Com o objectivo de ajustar a harmonização contabilística europeia, não só às novas práticas económicas mas também à evolução das normas contabilísticas reconhecidas internacionalmente, foi elaborada pela Comissão Europeia uma proposta para modernizar as Directivas Contabilísticas. Pretendeu-se com esta proposta de modernização atenuar o risco de conflitos entre as Directivas e as IAS e assegurar que as primeiras se coadunam com a evolução contabilística moderna, tornando-as mais flexíveis e evitar futuras incompatibilidades. Ou seja, pretende-se que a actualização das Directivas acompanhe não só a evolução dos mercados mas também a elaboração das IAS. O objectivo é permitir que as empresas europeias, que operam à escala internacional, consigam adaptar-se às

exigências dos mercados de capitais, quanto às necessidades de informação financeira, evitando desta forma a reexpressão das suas demonstrações financeiras.

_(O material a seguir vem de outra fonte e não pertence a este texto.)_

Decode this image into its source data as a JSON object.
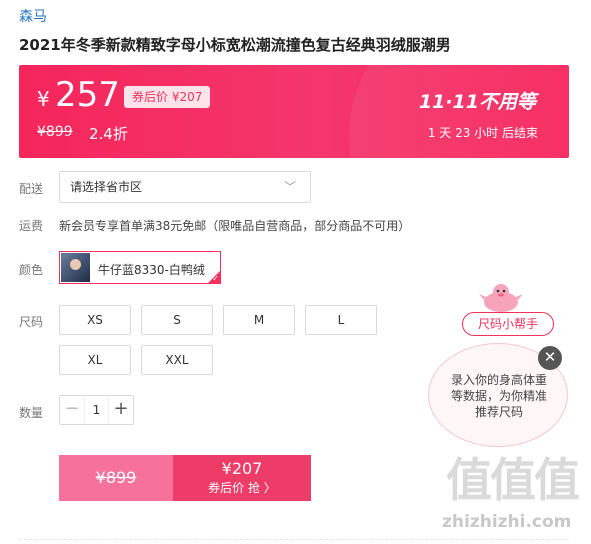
{
  "product": {
    "brand": "森马",
    "title": "2021年冬季新款精致字母小标宽松潮流撞色复古经典羽绒服潮男"
  },
  "price_banner": {
    "currency": "¥",
    "price": "257",
    "coupon_price": "券后价 ¥207",
    "original_price": "¥899",
    "discount": "2.4折",
    "promo_title": "11·11不用等",
    "promo_time": "1 天 23 小时 后结束"
  },
  "delivery": {
    "label": "配送",
    "select_value": "请选择省市区",
    "chevron_icon": "chevron-down-icon"
  },
  "shipping": {
    "label": "运费",
    "text": "新会员专享首单满38元免邮（限唯品自营商品，部分商品不可用）"
  },
  "color": {
    "label": "颜色",
    "selected": "牛仔蓝8330-白鸭绒"
  },
  "size": {
    "label": "尺码",
    "options": [
      "XS",
      "S",
      "M",
      "L",
      "XL",
      "XXL"
    ]
  },
  "quantity": {
    "label": "数量",
    "value": "1",
    "minus": "−",
    "plus": "+"
  },
  "buy": {
    "original": "¥899",
    "coupon_price": "¥207",
    "coupon_action": "券后价 抢 〉"
  },
  "size_helper": {
    "tag": "尺码小帮手",
    "bubble_text": "录入你的身高体重等数据，为你精准推荐尺码",
    "close": "✕"
  },
  "watermark": {
    "mark": "值值值",
    "site": "zhizhizhi.com"
  },
  "colors": {
    "accent": "#f1325c",
    "banner": "#f5265b",
    "brand_link": "#2a76c6",
    "buy_light": "#f7729a",
    "buy_dark": "#ee3c68"
  }
}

O grande dinamismo que ocorreu nos mercados financeiros internacionais veio incrementar não só a utilização dos instrumentos financeiros primários (como as acções e obrigações) mas também dos instrumentos financeiros derivados (como os swaps, os futuros e as opções). Face ao exposto, os principais organismos de normalização contabilística a nível mundial começaram a valorizar esses instrumentos financeiros utilizando um modelo de contabilidade pelo justo valor, afastando-se do modelo do custo histórico. Com o objectivo de acompanhar os desenvolvimentos internacionais, a UE deliberou alterar as suas Directivas estruturantes (Quarta e Sétima) para que estas pudessem acolher a contabilização e mensuração pelo justo valor de determinados activos e passivos financeiros.

Para o efeito, emitiu a Directiva 2001/65/CE do Parlamento Europeu e do Conselho, de 27 de Setembro de 2001, que altera a Quarta e Sétima Directivas relativamente às regras de valorimetria aplicáveis às contas anuais e consolidadas de certas formas de sociedades, bem como as Directivas dos Bancos e de Outras Instituições Financeiras.

A UE considerou importante permitir a adopção do justo valor mas não encontrou condições para impor a sua utilização por parte dos Estados-Membros. Neste sentido, concedeu-lhes liberdade para exigirem, ou permitirem, que todas, ou determinadas, categorias de empresas adoptassem a contabilidade pelo justo valor, não estabelecendo, porém, regras muito específicas para a utilização deste critério. O custo histórico manteve- se, deste modo, como o critério valorimétrico de base.